If we want to truly be radicals and not just radicals in
name, we must immerse ourselves in the daily work of
constructing a social and political force that permits us
to bring forth the changes that we want. How much more
fruitful would it be if those who spoke out were those who
were committed to this daily militancy instead of those who
practice their militancy from a desk.
After many years of living and working in Cuba, Why have
you come to live in Venezuela?
To closely accompany this laboratory that is the Bolivarian
revolution and to illuminate it to the world. To lend
support in whatever I can—especially in the area of
protagonistic participation of the people, which is my
passion. 
Although Chávez’s presence grows stronger on the Latin
American scene, some forces of the left, both civil and
governmental, still appear to view his leadership with
caution. Do you think that the left of the region
adequately values the Venezuelan process?
I believe that they are increasingly valuing it. The facts
cannot be denied. But still there are those, however few,
as many inside as outside the country, that do not
understand the importance of being able to count on a
popular government in order to advance the struggles of
their people.
What are the implications of the fact that today in Latin
America, fifteen years after the fall of the Soviet Union,
the debate about the construction of a counter position to
capitalism has been renewed with such gusto?
We are beginning a new cycle of revolutionary advancement
and we must accelerate the construction of the subjective
factors that circumvent new historical frustrations.
Unfortunately, there are few countries where the social and
political forces of the left work harmoniously reinforcing
each other.

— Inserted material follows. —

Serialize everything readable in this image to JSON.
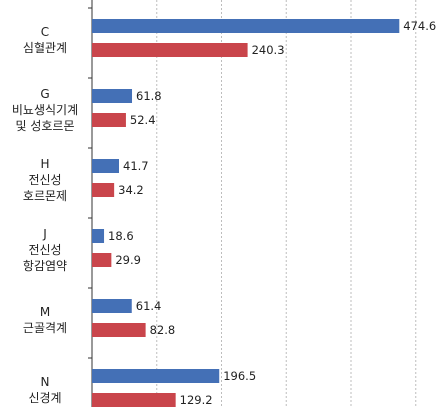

Egoism and political ambition usually prevails
among their leaders. They have not sufficiently understood
that power is in unity and that unity is constructed by
respecting each other’s differences. They have not
sufficiently understood that the art of politics is to
construct a political and social force capable of making
that which appears impossible today, possible in the near
future; that in order to construct political strength you
must construct social strength.
NOTES
1. MEPLA, Havana, February 1998. Some of passages of this
work, along with various other articles of Harnecker can be
viewed freely at www.rebelion.org/harnecker. Editor’s note:
This book was published for the first time by Siglo XXI
Editores of Spain.
2. The popular market program is called MERCAL.